In June 2007, the Afrikaner enclave was visited by the Coloured community of Eersterust, outside Pretoria. The groups met to discuss community development and discussed methods of self-governance. According to visitors the reception was good, and they had "definitely learned from the experience" and experienced no racial tension. The community of Orania gave a donation to the community of Eersterust in support of their nursery school. In 2009, an African National Congress Youth League delegation visited the town. The leader Julius Malema praised the co-operation between residents: "they co-operate instead of working against each other". As of 2011[3], Orania is home to about 900 inhabitants, with around 10,000 registered supporters. Orania has three
residential areas Kleingeluk ("small happiness"), Grootdorp ("big town") and Orania Wes ("Orania West"). In Orania people from all levels of society perform their own manual labour.

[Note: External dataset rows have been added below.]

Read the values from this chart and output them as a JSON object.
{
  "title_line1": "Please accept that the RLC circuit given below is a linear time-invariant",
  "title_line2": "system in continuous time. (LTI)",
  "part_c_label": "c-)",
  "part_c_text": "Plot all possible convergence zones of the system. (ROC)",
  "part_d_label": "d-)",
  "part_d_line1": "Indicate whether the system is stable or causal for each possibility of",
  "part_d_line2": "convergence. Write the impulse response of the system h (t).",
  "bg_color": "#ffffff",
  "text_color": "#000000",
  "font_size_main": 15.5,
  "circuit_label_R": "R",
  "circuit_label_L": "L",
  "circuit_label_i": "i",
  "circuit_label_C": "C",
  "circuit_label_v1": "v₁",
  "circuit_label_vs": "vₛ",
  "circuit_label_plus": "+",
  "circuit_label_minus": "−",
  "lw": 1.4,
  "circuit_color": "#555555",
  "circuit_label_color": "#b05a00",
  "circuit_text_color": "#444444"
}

On 14 September 2010 President Jacob Zuma visited Orania. He met with Orania founder Professor Carel Boshoff and his son, Orania mayor Carel Boshoff IV and other community leaders. After the meeting Zuma visited housing projects and several agricultural sites in Orania.

Orania and the Xhosa community of Mnyameni signed a cooperation agreement on 11 December 2012. The objective of the agreement is to assist in the development of own institutions and the transfer of knowledge between the communities in order to reduce their dependency on government initiatives for development.


On Thursday 5 June 1998, Mr. Valli Moosa (then Minister of Constitutional Development in the ANC government) stated in a parliamentary budget debate that, "The ideal of some Afrikaners to develop the North Western Cape as a home for the Afrikaner culture and language within the framework of the Constitution and the Charter of Human Rights is viewed by the government as a legitimate ideal." On 4 July 2007 the town of Orania and the Northern Cape government agreed that the question of Orania's self-government should be discussed at all government levels. In the recent South African general election, 2009, the community decisively voted for the Freedom Front Plus party. Debate surrounding a volkstaat returned to the mainstream media following the murder of AWB leader Eugene Terre'Blanche in April 2010. Boshoff claimed a symbolism of the murder for farm murders that he described as "nothing other than a state of war". Yet, he rejected an invitation to Terre'Blanche's funeral, "I'm not enamoured of him. He chose a path of confrontation, of conflict. We wanted another way." Political parties are not allowed in Orania's local elections.